Implementing a multi-step saga with Service Bus involves a choreography approach. Each step publishes a message to the next step's queue upon success. If a step fails, it publishes a compensation message to undo prior work. The state of the saga is distributed across these messages, not held in a central orchestrator. This is wonderfully loosely coupled, but it does make tracing and debugging a challenge because the state is implicit in the message flow.

During a saga that coordinated payment, inventory reservation, and shipping we ran into a subtle race condition. The payment service would complete and publish a PaymentConfirmed message, but the inventory service sometimes took longer than the lock timeout we had set (45 seconds). The message would be abandoned, re‑queued, and the shipping service would see a duplicate PaymentConfirmed and try to ship twice. The cure was to enable automatic lock renewal in the .NET client and to embed a correlation ID in every message header. We also pushed the correlation ID into Application Insights custom dimensions, which let us stitch the whole saga together in a single trace. That extra instrumentation cost us a few extra bytes per message but saved us from costly duplicate shipments.

Service Bus has built-in handling for retries and failed messages.

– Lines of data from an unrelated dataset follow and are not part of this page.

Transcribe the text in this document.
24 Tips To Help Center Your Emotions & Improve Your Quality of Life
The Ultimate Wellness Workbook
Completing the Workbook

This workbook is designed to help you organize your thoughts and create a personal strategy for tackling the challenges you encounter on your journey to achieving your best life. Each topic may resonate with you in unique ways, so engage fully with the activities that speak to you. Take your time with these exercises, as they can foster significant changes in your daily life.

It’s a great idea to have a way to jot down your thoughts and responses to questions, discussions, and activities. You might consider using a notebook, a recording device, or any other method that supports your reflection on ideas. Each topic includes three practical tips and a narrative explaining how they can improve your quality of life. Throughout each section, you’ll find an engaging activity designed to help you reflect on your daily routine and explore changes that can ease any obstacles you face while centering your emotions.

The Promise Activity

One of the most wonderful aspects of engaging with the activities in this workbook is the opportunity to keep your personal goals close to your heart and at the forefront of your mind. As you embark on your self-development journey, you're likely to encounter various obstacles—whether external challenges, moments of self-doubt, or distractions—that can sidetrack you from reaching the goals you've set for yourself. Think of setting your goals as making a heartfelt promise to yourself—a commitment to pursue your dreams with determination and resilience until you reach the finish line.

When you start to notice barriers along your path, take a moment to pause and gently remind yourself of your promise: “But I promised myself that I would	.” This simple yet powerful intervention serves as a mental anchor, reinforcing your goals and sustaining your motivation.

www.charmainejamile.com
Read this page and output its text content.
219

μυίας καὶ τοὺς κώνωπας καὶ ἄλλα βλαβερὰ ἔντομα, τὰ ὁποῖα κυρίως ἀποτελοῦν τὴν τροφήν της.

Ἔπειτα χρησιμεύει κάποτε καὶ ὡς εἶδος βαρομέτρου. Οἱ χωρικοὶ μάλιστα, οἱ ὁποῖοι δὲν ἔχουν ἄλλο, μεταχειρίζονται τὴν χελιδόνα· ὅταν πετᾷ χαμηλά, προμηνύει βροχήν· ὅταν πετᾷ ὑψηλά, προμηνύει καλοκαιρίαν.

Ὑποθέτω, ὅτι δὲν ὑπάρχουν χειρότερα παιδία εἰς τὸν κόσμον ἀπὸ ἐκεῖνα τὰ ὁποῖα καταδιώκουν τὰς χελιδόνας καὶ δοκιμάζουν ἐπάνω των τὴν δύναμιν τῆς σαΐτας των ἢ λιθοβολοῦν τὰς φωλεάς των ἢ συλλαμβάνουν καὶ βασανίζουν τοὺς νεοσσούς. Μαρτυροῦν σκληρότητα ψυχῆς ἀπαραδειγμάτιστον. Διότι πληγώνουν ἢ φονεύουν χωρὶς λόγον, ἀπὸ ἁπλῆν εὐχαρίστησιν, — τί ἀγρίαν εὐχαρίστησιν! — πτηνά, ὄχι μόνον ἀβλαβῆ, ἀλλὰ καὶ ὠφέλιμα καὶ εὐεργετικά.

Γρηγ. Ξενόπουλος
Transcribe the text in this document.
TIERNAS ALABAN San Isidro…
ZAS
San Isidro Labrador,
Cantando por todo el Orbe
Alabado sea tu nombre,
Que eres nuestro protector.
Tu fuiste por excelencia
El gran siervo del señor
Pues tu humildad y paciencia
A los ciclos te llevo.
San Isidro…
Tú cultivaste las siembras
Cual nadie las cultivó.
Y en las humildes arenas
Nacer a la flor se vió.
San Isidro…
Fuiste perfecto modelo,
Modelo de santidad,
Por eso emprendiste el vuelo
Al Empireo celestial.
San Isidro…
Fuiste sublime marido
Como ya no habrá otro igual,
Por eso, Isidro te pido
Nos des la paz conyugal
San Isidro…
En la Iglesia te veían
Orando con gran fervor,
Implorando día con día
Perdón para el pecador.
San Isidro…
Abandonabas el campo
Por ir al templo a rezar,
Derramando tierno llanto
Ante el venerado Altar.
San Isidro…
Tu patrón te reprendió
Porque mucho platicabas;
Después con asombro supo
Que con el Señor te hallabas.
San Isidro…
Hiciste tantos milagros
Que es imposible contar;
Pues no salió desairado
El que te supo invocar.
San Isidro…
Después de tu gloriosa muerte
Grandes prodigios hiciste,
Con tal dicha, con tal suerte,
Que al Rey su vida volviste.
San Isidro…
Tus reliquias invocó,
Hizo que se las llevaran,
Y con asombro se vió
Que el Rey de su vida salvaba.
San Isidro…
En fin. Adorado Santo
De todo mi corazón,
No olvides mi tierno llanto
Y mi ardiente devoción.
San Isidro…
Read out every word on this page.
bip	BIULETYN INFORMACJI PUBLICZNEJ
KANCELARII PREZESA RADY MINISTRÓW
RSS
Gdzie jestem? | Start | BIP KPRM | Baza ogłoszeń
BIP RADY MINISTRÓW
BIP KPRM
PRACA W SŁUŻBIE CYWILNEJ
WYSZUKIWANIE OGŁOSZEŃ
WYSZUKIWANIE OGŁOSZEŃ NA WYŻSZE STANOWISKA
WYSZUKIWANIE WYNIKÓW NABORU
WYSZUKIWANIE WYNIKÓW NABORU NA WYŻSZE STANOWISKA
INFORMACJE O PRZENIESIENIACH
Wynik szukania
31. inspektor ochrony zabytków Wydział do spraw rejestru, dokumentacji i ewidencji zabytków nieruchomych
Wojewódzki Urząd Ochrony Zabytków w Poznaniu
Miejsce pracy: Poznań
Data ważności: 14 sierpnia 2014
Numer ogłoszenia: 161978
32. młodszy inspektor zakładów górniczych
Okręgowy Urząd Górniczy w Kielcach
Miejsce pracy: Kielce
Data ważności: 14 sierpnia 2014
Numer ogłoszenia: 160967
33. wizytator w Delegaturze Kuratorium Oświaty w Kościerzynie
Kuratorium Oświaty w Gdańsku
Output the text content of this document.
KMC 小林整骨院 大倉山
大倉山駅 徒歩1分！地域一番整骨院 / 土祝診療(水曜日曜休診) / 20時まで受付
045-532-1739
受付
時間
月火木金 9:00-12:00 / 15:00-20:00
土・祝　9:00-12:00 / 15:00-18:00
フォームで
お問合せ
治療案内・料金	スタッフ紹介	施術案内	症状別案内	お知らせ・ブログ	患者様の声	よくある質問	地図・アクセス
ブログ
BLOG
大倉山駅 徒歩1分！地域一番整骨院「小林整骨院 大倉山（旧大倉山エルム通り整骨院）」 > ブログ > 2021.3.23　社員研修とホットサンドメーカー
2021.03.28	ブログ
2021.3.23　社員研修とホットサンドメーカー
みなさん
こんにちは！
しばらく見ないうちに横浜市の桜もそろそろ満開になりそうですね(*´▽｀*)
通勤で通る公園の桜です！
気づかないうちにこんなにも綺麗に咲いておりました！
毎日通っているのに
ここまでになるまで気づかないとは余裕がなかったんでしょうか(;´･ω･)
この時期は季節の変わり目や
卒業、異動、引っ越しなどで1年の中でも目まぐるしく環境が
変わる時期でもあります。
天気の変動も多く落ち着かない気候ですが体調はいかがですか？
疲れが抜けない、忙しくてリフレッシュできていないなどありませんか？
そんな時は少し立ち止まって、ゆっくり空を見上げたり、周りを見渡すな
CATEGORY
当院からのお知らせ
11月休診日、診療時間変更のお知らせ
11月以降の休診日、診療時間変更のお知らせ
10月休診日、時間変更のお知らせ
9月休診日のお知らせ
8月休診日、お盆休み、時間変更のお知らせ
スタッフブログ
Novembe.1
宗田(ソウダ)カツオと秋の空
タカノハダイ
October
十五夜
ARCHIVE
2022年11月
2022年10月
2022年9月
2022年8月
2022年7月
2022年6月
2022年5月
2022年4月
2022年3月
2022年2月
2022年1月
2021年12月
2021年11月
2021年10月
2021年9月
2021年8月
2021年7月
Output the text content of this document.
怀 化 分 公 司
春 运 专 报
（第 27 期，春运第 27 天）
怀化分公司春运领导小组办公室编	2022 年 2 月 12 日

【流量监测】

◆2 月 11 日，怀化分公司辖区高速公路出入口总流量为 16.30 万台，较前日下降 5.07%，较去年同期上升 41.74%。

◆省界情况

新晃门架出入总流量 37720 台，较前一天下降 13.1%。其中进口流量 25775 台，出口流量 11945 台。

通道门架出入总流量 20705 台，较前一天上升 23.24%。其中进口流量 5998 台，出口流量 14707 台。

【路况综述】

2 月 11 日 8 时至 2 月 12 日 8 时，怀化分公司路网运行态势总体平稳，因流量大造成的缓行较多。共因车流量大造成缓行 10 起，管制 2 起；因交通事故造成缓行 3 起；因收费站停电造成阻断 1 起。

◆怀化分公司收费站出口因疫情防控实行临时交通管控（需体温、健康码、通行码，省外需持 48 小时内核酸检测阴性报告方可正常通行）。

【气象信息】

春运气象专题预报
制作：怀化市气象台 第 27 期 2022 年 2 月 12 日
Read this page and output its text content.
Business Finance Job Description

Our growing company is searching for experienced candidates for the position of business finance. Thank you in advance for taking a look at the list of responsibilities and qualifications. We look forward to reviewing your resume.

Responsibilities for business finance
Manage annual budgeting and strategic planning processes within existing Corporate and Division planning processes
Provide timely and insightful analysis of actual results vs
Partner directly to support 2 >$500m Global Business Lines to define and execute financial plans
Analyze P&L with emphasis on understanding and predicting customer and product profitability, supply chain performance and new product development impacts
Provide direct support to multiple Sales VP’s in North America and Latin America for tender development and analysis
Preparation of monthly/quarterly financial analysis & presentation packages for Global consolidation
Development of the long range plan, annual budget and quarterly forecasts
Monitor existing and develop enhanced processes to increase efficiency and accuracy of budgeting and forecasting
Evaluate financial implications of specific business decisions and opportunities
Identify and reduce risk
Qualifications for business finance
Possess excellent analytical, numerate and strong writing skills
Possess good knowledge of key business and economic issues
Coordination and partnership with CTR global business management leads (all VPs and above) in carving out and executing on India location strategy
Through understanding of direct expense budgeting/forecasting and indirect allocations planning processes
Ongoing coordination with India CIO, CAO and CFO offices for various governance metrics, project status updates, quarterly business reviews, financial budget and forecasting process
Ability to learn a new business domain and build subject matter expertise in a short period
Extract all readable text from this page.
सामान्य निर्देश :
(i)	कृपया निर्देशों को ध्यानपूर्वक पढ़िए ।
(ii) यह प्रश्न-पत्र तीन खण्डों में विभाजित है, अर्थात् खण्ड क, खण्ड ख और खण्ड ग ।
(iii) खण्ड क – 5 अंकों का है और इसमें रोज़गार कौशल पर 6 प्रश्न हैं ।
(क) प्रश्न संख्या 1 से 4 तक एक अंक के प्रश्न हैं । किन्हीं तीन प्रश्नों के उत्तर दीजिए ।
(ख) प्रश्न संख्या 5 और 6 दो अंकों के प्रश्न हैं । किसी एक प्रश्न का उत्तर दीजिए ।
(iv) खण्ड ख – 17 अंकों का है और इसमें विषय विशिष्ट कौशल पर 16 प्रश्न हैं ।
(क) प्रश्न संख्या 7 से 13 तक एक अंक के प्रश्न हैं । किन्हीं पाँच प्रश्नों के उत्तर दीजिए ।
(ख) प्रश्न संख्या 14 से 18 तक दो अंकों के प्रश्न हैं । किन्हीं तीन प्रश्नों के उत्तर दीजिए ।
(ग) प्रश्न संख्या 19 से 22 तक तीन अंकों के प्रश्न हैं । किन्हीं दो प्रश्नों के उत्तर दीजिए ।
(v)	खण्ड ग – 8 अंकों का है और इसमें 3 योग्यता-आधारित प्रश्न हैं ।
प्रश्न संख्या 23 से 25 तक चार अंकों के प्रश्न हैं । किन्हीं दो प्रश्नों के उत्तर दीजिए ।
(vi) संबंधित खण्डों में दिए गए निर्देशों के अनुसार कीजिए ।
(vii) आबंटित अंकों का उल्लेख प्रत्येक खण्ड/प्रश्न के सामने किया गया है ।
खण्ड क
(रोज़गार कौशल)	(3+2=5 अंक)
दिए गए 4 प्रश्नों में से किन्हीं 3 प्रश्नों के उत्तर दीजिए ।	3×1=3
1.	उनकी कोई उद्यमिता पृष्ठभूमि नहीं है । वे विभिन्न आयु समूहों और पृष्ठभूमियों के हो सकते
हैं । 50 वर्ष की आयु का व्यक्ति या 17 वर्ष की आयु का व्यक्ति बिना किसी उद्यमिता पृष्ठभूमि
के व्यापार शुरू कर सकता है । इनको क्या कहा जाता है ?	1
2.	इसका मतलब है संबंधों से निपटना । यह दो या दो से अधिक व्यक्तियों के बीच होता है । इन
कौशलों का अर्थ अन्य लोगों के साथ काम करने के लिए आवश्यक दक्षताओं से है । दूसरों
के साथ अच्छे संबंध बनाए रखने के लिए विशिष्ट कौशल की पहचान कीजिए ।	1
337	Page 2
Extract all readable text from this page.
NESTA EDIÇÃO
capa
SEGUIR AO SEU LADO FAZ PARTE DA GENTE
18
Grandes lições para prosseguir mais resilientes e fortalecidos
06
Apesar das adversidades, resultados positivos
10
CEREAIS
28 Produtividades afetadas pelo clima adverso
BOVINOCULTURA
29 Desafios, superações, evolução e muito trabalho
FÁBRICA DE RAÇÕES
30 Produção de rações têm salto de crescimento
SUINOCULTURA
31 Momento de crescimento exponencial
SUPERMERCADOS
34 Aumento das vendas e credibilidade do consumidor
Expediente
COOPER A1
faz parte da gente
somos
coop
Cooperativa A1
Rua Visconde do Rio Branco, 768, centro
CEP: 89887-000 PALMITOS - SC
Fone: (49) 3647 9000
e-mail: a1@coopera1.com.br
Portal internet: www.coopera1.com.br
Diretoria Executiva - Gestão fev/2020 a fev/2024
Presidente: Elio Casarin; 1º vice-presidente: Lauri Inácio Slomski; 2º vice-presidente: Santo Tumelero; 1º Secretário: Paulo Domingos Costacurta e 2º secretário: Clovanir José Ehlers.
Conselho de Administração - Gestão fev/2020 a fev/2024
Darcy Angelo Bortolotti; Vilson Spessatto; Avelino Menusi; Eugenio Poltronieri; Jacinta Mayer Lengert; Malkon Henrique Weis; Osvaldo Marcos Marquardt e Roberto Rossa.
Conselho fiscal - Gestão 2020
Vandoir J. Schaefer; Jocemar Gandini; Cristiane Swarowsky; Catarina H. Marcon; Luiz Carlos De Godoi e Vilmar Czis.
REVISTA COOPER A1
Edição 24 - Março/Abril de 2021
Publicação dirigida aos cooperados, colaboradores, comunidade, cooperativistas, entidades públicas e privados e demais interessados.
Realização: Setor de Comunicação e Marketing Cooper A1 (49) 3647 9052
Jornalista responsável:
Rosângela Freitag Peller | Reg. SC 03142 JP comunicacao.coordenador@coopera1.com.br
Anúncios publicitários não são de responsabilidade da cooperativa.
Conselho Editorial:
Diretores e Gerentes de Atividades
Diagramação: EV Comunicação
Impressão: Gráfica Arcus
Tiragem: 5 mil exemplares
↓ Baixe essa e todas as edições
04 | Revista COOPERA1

By default, it will attempt to redeliver a message up to ten times. If it still can't be processed, it goes to the dead-letter queue. You should tune this MaxDeliveryCount based on how often you expect transient failures and how long they typically last.

Monitoring the dead-letter queue is crucial. A growing queue depth signifies business operations that have failed. The reason a message ended up there, whether it exceeded the delivery count or expired its time-to-live, tells you how to approach fixing it.